Team:William and Mary/Degradation Rates



Overview
While Cameron and Collins had previously demonstrated the functionality of protein degradation tags (pdt) and the Mesoplasma florum Lon (mf-Lon) protease in E. coli, they did their work exclusively using genomically integrated constructs. Since the majority of iGEM teams work mainly with plasmid constructs, we first wanted to confirm and characterize the parts using iGEM backbones. To do this we assembled constitutive and ATC inducible constructs carrying the red fluorescent protein mScarlet-I, tagged with each of our six different pdts, or left untagged as a control. Further, to ensure that our project will work with a variety of different proteins, we made identical constructs encoding for superfolder GFP (sfGFP) and performed preliminary characterization (Figure 2). This page shows the degradation rates calculated from our pTet mScarlet-I series of parts (Bba_ K2333427-K2333433), at the end of the same 4 hour time courses detailed in our speed control section. Unfortunately, due to time constraints, we were unable to successfully measure one of our constructs (pdt D), via time course. However, we had performed functional test previously with the missing construct, and have used the tag successfully on different constructs, such as our J23100 mScarlet-I (K2333417) and copper sensing (K2333440) parts. Degradation rate for other constructs is located on their registry parts pages .

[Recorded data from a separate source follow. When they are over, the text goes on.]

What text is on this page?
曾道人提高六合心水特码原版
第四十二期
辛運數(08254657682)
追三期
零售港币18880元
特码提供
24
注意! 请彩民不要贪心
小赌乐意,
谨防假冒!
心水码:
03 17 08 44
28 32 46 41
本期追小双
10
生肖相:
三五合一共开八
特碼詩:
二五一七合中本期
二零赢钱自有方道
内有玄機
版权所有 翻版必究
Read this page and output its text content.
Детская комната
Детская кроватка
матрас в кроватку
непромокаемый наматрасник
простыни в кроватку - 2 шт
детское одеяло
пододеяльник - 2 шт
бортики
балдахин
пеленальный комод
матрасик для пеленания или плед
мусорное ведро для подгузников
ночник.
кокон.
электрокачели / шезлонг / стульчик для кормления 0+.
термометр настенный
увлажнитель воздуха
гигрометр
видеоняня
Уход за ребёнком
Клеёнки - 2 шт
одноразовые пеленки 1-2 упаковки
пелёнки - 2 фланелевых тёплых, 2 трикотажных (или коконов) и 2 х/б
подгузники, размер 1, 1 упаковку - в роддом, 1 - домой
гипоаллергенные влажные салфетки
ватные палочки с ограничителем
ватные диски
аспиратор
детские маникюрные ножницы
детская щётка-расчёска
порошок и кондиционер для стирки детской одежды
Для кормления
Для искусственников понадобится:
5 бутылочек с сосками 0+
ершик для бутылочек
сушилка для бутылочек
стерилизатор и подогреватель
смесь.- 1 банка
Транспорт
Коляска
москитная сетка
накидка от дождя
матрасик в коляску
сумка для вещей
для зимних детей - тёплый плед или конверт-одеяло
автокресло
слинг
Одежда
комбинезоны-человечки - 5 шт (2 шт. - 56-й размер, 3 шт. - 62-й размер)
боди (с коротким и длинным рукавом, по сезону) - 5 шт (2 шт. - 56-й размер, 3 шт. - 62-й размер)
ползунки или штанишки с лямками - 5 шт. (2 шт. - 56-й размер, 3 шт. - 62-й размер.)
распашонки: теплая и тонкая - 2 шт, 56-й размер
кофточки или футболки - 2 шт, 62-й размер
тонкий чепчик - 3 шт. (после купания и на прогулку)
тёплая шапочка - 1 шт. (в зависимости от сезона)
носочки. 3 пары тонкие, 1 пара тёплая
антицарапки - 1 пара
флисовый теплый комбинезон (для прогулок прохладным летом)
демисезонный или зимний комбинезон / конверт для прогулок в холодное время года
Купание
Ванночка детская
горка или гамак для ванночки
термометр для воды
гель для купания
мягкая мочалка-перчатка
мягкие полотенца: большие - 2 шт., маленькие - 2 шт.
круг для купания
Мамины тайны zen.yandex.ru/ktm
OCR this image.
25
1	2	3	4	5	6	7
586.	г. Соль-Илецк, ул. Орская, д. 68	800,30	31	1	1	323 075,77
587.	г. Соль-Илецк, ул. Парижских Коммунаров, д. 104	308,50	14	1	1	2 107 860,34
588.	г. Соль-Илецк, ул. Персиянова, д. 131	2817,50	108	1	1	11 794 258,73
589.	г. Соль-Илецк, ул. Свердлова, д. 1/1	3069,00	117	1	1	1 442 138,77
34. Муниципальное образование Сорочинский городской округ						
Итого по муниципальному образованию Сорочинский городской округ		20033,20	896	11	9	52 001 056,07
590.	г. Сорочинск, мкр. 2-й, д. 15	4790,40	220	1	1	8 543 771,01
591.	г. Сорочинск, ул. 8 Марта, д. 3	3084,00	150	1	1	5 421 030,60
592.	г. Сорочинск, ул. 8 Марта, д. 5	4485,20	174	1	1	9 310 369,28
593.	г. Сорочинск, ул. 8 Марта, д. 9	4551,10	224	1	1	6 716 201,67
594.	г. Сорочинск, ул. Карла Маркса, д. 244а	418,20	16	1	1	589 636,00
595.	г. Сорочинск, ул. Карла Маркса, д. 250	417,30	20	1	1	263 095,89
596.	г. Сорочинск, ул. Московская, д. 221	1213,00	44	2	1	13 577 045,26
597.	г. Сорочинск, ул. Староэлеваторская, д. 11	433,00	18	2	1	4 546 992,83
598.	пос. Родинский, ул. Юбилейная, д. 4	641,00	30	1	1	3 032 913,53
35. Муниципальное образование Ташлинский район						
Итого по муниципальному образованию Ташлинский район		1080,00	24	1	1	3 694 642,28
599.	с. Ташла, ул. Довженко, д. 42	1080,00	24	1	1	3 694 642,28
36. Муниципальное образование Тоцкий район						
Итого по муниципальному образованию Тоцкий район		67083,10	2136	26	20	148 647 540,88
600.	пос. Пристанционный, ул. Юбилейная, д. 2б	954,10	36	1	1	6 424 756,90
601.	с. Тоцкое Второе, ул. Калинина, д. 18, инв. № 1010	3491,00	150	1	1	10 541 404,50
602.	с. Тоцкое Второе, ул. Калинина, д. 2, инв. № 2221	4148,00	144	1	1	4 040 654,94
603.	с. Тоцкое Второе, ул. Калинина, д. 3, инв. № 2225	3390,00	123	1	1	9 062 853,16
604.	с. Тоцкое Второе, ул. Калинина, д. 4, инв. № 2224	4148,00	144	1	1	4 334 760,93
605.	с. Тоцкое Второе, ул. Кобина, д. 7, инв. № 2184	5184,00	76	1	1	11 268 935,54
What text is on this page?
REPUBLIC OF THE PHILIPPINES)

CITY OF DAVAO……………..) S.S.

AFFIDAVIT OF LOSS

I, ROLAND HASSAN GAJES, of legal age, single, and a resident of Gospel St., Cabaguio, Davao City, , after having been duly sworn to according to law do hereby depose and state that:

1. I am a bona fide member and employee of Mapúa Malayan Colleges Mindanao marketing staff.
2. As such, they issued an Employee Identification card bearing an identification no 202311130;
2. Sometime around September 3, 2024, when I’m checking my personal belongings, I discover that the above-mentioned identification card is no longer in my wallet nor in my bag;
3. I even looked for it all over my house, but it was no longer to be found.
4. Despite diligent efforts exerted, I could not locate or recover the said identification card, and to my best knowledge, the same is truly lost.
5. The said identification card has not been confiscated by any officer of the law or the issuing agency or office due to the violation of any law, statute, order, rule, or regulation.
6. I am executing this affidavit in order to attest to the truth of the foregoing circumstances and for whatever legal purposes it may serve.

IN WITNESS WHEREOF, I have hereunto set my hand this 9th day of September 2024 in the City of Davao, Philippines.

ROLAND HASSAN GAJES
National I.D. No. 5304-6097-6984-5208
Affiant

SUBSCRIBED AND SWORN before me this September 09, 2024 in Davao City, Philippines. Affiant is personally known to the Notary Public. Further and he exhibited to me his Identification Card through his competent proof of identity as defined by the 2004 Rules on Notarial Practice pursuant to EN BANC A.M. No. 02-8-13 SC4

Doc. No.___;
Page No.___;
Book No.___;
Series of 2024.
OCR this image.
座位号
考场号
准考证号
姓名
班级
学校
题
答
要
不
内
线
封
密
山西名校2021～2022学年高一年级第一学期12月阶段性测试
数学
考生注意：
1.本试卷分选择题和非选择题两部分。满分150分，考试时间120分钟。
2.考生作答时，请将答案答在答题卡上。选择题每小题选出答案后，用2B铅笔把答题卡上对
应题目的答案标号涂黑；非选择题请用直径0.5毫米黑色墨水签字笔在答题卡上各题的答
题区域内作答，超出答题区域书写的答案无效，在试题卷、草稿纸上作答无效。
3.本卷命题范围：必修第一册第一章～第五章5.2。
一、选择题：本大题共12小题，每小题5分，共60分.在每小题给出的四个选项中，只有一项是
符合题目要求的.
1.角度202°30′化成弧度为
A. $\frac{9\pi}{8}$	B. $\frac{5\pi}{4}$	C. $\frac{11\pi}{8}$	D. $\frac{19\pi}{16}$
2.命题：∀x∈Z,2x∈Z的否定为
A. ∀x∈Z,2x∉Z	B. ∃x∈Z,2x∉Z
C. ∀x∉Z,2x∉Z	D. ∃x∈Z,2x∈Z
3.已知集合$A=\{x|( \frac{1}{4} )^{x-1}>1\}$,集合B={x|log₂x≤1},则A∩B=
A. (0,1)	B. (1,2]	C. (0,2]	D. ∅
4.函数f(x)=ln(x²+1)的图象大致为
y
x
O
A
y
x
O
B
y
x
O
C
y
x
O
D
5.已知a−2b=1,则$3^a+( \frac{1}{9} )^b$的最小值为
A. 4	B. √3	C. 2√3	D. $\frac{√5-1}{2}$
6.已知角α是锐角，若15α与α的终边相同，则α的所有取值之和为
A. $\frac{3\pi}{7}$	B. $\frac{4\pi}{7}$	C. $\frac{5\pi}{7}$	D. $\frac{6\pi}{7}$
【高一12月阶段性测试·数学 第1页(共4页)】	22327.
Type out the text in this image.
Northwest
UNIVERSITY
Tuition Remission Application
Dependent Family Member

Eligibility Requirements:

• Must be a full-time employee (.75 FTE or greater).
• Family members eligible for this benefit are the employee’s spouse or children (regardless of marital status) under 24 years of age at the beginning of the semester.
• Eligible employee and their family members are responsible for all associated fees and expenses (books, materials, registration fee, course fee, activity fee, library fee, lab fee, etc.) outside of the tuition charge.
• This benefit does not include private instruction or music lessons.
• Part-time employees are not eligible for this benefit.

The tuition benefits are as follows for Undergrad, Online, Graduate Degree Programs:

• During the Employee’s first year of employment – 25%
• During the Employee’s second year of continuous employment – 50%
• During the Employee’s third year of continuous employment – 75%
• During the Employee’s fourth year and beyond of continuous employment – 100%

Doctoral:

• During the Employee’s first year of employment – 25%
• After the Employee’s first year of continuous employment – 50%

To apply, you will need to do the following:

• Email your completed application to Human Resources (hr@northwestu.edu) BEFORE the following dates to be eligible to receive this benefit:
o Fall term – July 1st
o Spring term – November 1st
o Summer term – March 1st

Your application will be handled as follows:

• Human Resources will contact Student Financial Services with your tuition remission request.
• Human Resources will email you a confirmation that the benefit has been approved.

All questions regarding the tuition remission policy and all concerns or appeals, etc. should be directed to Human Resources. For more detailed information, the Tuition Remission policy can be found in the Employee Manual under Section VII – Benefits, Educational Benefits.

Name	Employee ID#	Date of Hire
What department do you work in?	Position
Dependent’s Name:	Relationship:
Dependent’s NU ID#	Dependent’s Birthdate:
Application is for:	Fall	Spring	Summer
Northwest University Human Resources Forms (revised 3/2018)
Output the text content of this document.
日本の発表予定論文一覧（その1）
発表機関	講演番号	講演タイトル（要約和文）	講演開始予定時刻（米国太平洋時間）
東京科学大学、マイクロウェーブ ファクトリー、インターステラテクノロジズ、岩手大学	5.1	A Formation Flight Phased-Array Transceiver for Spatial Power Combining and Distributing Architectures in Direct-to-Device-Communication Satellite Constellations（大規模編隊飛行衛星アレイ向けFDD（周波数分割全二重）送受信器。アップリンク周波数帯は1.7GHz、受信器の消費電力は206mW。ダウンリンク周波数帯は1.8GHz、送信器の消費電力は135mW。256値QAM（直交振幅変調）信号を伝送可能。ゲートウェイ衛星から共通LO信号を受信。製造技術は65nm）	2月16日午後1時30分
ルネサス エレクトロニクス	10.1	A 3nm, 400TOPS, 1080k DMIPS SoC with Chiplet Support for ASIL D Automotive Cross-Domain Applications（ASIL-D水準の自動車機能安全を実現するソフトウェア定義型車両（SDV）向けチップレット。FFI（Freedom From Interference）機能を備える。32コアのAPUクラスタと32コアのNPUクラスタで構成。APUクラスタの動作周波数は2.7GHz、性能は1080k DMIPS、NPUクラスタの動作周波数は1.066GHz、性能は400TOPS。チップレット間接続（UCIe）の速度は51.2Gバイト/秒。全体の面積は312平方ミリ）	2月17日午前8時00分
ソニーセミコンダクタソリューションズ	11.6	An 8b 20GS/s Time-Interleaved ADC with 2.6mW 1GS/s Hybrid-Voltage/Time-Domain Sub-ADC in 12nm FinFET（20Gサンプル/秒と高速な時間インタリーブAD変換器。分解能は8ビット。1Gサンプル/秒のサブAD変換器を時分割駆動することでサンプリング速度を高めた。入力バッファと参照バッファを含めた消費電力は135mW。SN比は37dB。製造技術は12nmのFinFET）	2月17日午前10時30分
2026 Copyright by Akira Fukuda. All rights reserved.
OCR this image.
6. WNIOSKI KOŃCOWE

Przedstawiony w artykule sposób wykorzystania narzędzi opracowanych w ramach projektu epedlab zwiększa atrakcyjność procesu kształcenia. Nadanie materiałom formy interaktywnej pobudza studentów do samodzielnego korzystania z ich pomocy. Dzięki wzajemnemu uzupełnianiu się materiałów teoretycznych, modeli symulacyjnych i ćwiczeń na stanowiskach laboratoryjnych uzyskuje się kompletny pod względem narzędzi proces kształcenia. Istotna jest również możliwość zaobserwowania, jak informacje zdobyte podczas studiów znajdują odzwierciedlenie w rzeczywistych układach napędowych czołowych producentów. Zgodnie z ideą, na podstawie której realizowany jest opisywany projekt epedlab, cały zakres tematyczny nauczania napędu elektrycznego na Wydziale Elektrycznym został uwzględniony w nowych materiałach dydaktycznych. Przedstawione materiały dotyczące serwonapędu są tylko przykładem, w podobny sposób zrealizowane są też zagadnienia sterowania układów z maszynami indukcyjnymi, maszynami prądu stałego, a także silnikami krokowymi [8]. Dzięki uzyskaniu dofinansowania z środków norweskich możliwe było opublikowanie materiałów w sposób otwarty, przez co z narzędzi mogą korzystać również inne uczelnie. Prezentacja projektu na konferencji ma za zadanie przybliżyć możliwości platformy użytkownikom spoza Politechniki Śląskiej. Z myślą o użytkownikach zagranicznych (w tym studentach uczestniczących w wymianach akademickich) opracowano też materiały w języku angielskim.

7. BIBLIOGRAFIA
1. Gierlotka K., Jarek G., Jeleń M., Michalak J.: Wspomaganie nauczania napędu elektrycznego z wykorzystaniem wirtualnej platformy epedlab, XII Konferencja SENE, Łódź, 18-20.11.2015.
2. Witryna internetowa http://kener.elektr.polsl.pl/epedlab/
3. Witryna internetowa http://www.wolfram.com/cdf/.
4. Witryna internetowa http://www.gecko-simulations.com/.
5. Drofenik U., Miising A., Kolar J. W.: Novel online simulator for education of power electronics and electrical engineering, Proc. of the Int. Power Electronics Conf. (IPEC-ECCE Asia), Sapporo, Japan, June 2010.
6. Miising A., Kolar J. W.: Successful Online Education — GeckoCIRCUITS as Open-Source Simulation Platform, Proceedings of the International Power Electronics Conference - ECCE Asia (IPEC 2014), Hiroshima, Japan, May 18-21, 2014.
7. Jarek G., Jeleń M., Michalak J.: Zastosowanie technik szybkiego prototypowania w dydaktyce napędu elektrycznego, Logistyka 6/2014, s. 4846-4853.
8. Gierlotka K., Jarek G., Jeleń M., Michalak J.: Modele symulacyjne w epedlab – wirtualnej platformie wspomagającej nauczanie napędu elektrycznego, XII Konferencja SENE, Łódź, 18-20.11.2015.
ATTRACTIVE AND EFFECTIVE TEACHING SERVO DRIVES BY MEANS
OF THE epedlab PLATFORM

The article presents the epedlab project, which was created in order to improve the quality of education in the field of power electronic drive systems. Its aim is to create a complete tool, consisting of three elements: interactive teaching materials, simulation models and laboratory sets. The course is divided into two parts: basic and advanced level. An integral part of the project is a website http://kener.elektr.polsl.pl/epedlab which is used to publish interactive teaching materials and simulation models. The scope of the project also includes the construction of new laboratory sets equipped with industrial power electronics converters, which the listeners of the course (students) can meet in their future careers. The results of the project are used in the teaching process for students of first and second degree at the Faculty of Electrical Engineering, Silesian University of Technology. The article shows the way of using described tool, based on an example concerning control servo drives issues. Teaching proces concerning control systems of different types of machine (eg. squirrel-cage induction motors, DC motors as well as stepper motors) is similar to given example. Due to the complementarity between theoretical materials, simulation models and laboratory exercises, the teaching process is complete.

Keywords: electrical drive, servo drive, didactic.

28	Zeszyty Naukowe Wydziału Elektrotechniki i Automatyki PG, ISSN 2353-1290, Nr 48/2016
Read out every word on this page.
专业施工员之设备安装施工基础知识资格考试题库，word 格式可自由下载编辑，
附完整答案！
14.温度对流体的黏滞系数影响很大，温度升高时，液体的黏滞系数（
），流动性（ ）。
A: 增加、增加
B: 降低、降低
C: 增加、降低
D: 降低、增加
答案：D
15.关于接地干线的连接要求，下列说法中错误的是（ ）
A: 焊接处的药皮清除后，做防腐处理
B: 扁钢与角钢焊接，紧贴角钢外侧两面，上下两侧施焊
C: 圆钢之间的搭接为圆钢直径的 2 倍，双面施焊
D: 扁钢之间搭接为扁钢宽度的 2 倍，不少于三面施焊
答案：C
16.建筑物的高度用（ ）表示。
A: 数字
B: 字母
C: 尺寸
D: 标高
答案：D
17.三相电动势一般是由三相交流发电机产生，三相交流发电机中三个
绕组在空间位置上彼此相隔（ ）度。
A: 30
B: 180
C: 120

Figure 1: Schematic of a generic reporter construct used to test degradation rates. Analogous constructs were built with sfGFP reporters.
Figure 2: Degradation rates measured in the above constructs. Each data point represents the population geometric mean of at least 10,000 cells of a distinct biological replicate. Degradation was calculated relative to the geometric mean fluorescence of the untagged control at the final point of a 200 minute time course.